Wood, who murdered his estranged girlfriend, Debra Dietz, and her father, Eugene, in Tucson in 1989, gasped and snored in a marathon execution that lasted nearly two hours from when the drugs began to flow into his veins to the finish.

Gov. Jan Brewer called for a review of the incident. Wake ordered tissue and blood samples to be taken. The Arizona Supreme Court ordered that the drug vials and their labels be preserved.

An autopsy was conducted by the Pima County Medical Examiner's Office, which concluded that the intravenous needles were properly placed.

On Thursday afternoon, Ryan read a prepared statement.

"Media reports, some of which were made prior to any information officially being released on the day of the execution, reached the premature and erroneous conclusion that the execution was 'botched,' " he said.

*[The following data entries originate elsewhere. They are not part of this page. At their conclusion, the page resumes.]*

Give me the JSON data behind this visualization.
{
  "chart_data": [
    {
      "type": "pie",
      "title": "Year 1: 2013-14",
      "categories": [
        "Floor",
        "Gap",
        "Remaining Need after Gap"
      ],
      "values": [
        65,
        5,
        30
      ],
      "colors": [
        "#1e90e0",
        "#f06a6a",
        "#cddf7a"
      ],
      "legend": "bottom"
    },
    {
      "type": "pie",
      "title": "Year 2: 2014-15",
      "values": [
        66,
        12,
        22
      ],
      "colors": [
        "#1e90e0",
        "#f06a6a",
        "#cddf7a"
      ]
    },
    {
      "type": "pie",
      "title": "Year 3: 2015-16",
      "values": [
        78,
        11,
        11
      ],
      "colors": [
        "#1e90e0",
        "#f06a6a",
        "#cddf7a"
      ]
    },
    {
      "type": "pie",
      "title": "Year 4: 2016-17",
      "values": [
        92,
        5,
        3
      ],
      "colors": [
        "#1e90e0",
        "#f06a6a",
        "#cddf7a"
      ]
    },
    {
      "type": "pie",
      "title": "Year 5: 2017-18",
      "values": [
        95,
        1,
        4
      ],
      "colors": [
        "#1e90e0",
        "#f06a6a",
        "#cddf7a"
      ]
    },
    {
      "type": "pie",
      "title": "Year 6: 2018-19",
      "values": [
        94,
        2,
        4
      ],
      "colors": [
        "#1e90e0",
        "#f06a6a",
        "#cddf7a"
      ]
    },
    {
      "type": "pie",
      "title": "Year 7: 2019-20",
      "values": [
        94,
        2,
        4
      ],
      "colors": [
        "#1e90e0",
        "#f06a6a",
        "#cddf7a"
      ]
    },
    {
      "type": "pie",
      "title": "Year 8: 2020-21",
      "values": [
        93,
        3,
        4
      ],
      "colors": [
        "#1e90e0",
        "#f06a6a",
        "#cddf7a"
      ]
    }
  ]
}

"This is pure conjecture because there is no medical or forensic evidence to date that supports that conclusion. In fact, the evidence gathered thus far supports the opposite."

Wood was "comatose and never in pain," Ryan said. He said he is "committed to a thorough, transparent and comprehensive review."

Ryan would not answer any questions from reporters.

Reached afterwardfor comment, Konrad questioned Ryan's certainty that Wood was brain-dead.

"That's just a visual observation," she said, citing the lack of an electroencephalograph in the execution chamber.

"Without an EEG, they can't definitively say he was brain-dead," Konrad said. "It could be true, but there's no way to say without monitoring brain waves."

She said she was taken aback by Ryan's assertion that the execution was not botched. "The idea it was botched is based on the two-hour time," she said.

Zick countered her argument. "At least, at present, there's no evidence he suffered, and that's the Eighth Amendment standard."

The Eighth Amendment of the U.S. Constitution forbids cruel and unusual punishment.

Zick said that the state will not seek any warrants for execution until the review of this execution is completed. He did not preclude the possible future use of midazolam in executions.